The Two Dans had a huge impact on Joe Cavallaro’s life.
There was Dana Rosenblatt, a 37-1-2 middleweight boxer who briefly held the WBC and IBA titles. Then there was Dana White, an 18-year-old bellhop who introduced himself while they were working at the Boston Harbor Hotel in 1987. The latter subsequently became the head of the world’s largest MMA promotion. Both, however, provided an entry into the world of fighting that set Cavallaro on the path of a promoter.
On Friday, the founder of World Championship Fighting returns to the business after a 10-year hiatus with Combat FC 1, which takes place at The Shriners Auditorium in Wilmington, Massachusetts and streams on UFC Fight Pass. Former Bellator commentator Sean Wheelock will be attending the event.
Cavallaro has helped send fighters like Jon Jones and Calvin Kattar to the big show. Now he intends to do the same with a new generation of fighters.
“We did this before it was a business model,” Cavallaro, 57, told MMA Fighting.
Rosenblatt’s longtime training partner, Cavallaro was educated in matchmaking by the boxer’s manager. He began his MMA career as a cutman, flying to Las Vegas at White’s invitation to work fights after the UFC was bought by Zuffa LLC.
“I found out [the business] through Dana, being close to the battles,” he said.
Cavallaro recalls stepping into the Octagon with client Marcus Davis at UFC 72 in Belfast. When Davis’ song “Jump Around” was played through the speakers, the entire arena shook and the crowd went wild.
Cavallaro turned the WCF into a reliable regional player as the sport’s popularity skyrocketed. But a walk in real estate turned into a full-time career that took him away from the sport. Like everyone else, the pandemic delayed his return to normal. When prices went awry, he turned his attention away from real estate. White put him in touch with the UFC Fight Pass team when he was finally able to plan the show.
A lot has changed since he left the business, Cavallaro admits. First, everyone is older. The fighters he relied on are 10 years older and don’t fight anymore. The production talent has also changed.

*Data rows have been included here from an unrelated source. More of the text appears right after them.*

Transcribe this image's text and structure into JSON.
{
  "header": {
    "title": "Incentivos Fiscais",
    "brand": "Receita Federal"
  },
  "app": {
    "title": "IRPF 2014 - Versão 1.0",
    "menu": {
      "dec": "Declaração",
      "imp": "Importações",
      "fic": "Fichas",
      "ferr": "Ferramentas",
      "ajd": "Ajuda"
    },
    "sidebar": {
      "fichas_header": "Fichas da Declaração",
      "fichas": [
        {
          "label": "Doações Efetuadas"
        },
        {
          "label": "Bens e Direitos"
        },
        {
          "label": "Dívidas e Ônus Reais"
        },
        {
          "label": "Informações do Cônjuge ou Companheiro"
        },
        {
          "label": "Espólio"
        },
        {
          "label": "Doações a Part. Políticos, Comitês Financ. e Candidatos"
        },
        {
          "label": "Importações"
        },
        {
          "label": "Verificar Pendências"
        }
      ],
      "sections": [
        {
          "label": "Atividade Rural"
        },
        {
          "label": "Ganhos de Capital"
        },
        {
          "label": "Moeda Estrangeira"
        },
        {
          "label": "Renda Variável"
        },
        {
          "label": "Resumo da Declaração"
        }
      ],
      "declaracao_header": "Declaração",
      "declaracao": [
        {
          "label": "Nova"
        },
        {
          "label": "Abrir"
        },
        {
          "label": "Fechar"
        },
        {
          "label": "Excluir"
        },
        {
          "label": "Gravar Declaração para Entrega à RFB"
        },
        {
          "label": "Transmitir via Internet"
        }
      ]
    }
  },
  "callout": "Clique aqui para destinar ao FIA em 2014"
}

“Our ring card girls were 22 years old,” he said. “Now they’re 30 with kids.”
He then has a streaming contract that brings him to the worldwide platform. He had to re-shoot his entire commercial because his library was filmed in the ring and not in the cage. Regional fighters could no longer be his only talent pool. To attract big numbers, he needed to diversify — a tough task, he says, when everyone is looking to make their career in the UFC.
“I think it’s harder to get guys to fight hard fights,” he said. “Everyone thinks they will get into the Contender Series and that will be their route. So they don’t necessarily take tough fights. They just want to get to 6-0 and then they think they’ll get a chance to go to the UFC. And in many cases, that is exactly what happens. The guys come, but they are not ready.”
Cavallaro said he and longtime matchmaker Rick Caldwell did their best to fold the cards. His co-headliner, Salaiman Ahmadyar, is a 7-2 up-and-comer dubbed “Thug Killer”. Ahmadyar has a large scar on his throat, which indicates a surgical scar from a tumor that doctors removed from his jaw; the tumor was discovered when he hit his nose with his knee in a fight and was sent to the hospital. His opponent, Tim Caron, is a Bellator and Contender Series veteran. Keith Florian, brother Ultimate Fighter 1 Finalist Kenny Florian dispatched jiu-jitsu black belt Sanada Armuti, who strangled Contender Series rookie Billy Goff in amateur competition. Fabio Alano, another main card fighter, is a three-time jiu-jitsu world champion who made his MMA debut.
None of the names are common knowledge, but it’s a start that Cavallaro hopes will open the door. Despite the difficulties, he said that he was lucky that he discovered his passion for MMA and was able to return to it.
Also useful when you have one of the most prominent figures in the sport on speed dial.